Z 11 - Nos logements comportent peu ou pas de cloisons et n’ont qu’une unique grande pièce pour permettre la libre circulation de nos fauteuils. Dès la construction un système doux de création d’ambiance est prévu dans nos habitations afin que nous ne nous sentions pas oppressés car tous les plafonds se situent à une hauteur normale, c'est-à-dire à un mètre soixante huit du sol. Quel gain de place !

Et au niveau planétaire, quelle économie de matières premières ! Transport, main d’œuvre et surtout sable des cours d’eau et du littoral des mers du monde entier. Finie l’exploitation démesurée des richesses de la Terre.

Après la réhabilitation d’un immeuble d’antan, on héberge le double d’habitants, ainsi le prix des logements a baissé de près de 60%.

 

Z 12 – Traditionnellement ils sont manutentionnaires ou gardiens d’immeubles et occupent gratuitement une loge de la résidence située au rez-de-chaussée.

Ceux-là ne nous posent aucun souci particulier, par contre leurs collègues plus aisés qui parviennent à s’intégrer à une multipropriété d’habitations s’avèrent être des gens mesquins qui génèrent beaucoup de conflits de voisinage pour la moindre futilité. Ils sont aigris et très susceptibles. Un jour, c’est leur boîte à messages postaux ou la poignée d’une porte ou un interrupteur manuel de secours qui sont trop bas et leur déclencherait un mal de reins. Un autre jour, ces gens mous de nature et qui manquent d’énergie, s’aperçoivent que le portail automatique se referme sur eux avant qu’ils ne soient sortis. Au lieu de soigner leur lenteur maladive, ils exigent d’allonger la temporisation de l’équipement. C'est-à-dire de faire engager des travaux aux frais de l’ensemble des copropriétaires dont la majorité est Zandi.

Enfin bref, ces gens ne pensent qu’à eux et ne savent pas vivre en société.

 

Z 13 - Nos véhicules ne sont équipés ni de sièges, puisque chacun de nous, avons déjà le nôtre, ni de volant puisque

nous nous dirigeons au moyen de la manette joystick.

La PNF qui achète un véhicule doit donc le faire équiper de sièges à l’avant, d’une banquette à l’arrière et d’un volant. Tout cela en options. Ces opérations de confort sont très onéreuses et de plus ne sont réalisables que sur les modèles haut de gamme dont l’habitacle est suffisamment spacieux pour accueillir leurs occupants hors normes. Le coût des aménagements ne peut logiquement pas être pris en charge par notre caisse de Solidarité Sociale. Bien que certaines conditions soient requises et suite à l’étude de plusieurs devis par une commission de zandi-experts, avec leur Mutuelle, cela devient désormais éventuellement possible.
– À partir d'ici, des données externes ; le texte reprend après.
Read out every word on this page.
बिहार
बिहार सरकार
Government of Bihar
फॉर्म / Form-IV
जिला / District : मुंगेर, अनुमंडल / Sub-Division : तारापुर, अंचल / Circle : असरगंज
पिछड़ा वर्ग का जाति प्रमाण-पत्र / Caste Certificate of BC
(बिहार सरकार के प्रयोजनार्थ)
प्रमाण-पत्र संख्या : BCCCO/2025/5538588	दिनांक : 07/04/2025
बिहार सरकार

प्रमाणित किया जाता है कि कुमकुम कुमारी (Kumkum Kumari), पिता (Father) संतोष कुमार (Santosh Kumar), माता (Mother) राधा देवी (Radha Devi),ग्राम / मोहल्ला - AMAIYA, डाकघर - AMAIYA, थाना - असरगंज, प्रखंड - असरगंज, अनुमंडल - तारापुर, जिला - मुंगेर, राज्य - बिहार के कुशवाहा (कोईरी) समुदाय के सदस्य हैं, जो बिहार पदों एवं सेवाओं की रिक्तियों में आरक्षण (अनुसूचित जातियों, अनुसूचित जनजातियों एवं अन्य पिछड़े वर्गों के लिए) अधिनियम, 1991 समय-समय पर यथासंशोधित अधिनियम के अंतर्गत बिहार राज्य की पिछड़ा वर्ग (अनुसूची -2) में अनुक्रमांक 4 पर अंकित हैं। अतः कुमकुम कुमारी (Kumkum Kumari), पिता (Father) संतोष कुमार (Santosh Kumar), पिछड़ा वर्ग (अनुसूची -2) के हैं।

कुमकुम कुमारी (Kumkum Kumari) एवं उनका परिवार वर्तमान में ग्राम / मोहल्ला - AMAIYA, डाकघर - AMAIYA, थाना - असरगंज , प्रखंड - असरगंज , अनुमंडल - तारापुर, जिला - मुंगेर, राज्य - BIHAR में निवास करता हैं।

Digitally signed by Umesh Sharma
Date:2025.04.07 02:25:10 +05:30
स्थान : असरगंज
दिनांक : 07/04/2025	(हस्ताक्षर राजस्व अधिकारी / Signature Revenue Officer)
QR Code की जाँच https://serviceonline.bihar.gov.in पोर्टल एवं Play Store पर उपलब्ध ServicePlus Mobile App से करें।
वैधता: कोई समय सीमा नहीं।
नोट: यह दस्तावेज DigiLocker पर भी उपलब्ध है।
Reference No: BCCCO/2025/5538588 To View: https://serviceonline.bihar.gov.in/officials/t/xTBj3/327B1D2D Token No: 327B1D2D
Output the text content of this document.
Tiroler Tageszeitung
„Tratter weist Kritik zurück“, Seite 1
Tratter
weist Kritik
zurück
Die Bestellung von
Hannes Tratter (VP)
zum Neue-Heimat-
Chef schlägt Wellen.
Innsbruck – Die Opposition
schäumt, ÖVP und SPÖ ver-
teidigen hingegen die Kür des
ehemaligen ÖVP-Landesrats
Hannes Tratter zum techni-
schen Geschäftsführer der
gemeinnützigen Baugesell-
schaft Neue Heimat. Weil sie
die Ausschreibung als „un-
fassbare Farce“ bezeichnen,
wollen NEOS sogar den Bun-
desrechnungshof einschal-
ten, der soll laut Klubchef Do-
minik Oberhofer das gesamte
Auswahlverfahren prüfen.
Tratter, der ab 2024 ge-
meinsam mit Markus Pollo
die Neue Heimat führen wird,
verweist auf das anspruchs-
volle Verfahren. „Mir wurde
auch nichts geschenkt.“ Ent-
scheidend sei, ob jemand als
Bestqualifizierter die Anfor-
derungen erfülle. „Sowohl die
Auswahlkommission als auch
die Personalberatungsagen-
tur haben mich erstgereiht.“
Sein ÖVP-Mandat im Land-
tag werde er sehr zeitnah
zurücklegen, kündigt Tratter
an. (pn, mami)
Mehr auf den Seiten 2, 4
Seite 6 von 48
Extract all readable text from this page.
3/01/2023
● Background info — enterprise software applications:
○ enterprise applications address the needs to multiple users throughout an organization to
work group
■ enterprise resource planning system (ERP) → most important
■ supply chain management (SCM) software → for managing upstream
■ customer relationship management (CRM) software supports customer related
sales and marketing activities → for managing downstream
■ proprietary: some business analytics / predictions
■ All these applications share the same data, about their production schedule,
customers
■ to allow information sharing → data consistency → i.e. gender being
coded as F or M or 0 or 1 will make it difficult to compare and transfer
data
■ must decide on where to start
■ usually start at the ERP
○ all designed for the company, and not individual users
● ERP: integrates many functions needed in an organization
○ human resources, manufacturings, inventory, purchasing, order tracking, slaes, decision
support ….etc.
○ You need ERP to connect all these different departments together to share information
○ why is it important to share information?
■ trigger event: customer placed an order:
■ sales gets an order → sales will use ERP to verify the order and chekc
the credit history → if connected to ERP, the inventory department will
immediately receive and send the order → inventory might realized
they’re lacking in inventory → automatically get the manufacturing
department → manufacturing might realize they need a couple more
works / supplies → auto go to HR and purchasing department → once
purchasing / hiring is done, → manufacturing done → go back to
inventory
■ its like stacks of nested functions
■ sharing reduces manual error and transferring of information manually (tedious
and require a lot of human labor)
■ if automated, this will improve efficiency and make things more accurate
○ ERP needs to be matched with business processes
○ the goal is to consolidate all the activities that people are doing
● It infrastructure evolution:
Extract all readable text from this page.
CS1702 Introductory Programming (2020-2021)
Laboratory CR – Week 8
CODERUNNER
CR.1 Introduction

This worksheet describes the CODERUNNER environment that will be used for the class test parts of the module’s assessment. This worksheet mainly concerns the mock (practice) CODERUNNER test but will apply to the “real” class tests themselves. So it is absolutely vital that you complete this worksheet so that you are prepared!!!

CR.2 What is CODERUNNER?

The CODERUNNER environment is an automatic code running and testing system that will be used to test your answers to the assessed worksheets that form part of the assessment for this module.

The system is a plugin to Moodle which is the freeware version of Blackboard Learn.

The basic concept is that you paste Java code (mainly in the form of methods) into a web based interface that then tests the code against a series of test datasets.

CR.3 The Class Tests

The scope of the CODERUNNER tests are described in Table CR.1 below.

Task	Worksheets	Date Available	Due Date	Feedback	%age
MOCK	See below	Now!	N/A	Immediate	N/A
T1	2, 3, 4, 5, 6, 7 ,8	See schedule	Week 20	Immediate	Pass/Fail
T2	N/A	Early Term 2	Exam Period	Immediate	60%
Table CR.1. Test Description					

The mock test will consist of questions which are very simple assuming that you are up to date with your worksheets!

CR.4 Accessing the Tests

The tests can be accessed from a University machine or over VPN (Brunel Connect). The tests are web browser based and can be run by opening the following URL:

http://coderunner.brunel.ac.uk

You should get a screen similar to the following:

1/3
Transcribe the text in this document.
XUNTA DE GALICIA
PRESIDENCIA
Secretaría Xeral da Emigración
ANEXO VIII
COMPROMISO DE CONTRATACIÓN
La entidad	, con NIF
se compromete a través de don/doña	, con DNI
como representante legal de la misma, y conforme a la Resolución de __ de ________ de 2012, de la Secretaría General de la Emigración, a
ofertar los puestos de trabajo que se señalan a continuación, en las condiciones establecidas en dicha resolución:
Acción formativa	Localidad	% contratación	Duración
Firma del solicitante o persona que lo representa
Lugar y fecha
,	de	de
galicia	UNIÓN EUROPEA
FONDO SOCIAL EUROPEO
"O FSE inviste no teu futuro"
Précisons que tous nos véhicules sortent d’usine déjà décaissés, c'est-à-dire bas afin de faciliter notre installation. Cette opération est irréversible et il est préférable pour eux de se procurer une voiture aménagée par le constructeur.

Par contre, tous nos véhicules sont équipés d’un module électronique de modulation d’allure, et l’opération qui consiste à le remplacer par la boîte à vitesses manuelles d’antan avec une pédale d’embrayage est entièrement imputable au capricieux acheteur.

 

Z 14 - Suite à la nouvelle donne qui s’est installée progressivement, nous avons beaucoup travaillé afin d’adapter puis de finaliser la loi cadre du début du millénaire et nos gouvernants se sont engagés à rendre ZANDILAND accessible à tous. Dès la date butoir, tout devrait être accessible aux « marchants ». Reconnaissez qu’en cette période économique préoccupante, il est difficile de maintenir cet objectif. Certes il n’est pas atteint, mais l’élan est donné et nous nous félicitons de ce geste fort. Dorénavant nous sommes déterminés à nous orienter vers une société plus inclusive en insérant le volet P.N.F. dans chaque projet de loi.

 

Z 15 - Tous les bâtiments publics, commerces, salles de spectacles, musées, gares… sont conçus pour nous recevoir dans les meilleures conditions.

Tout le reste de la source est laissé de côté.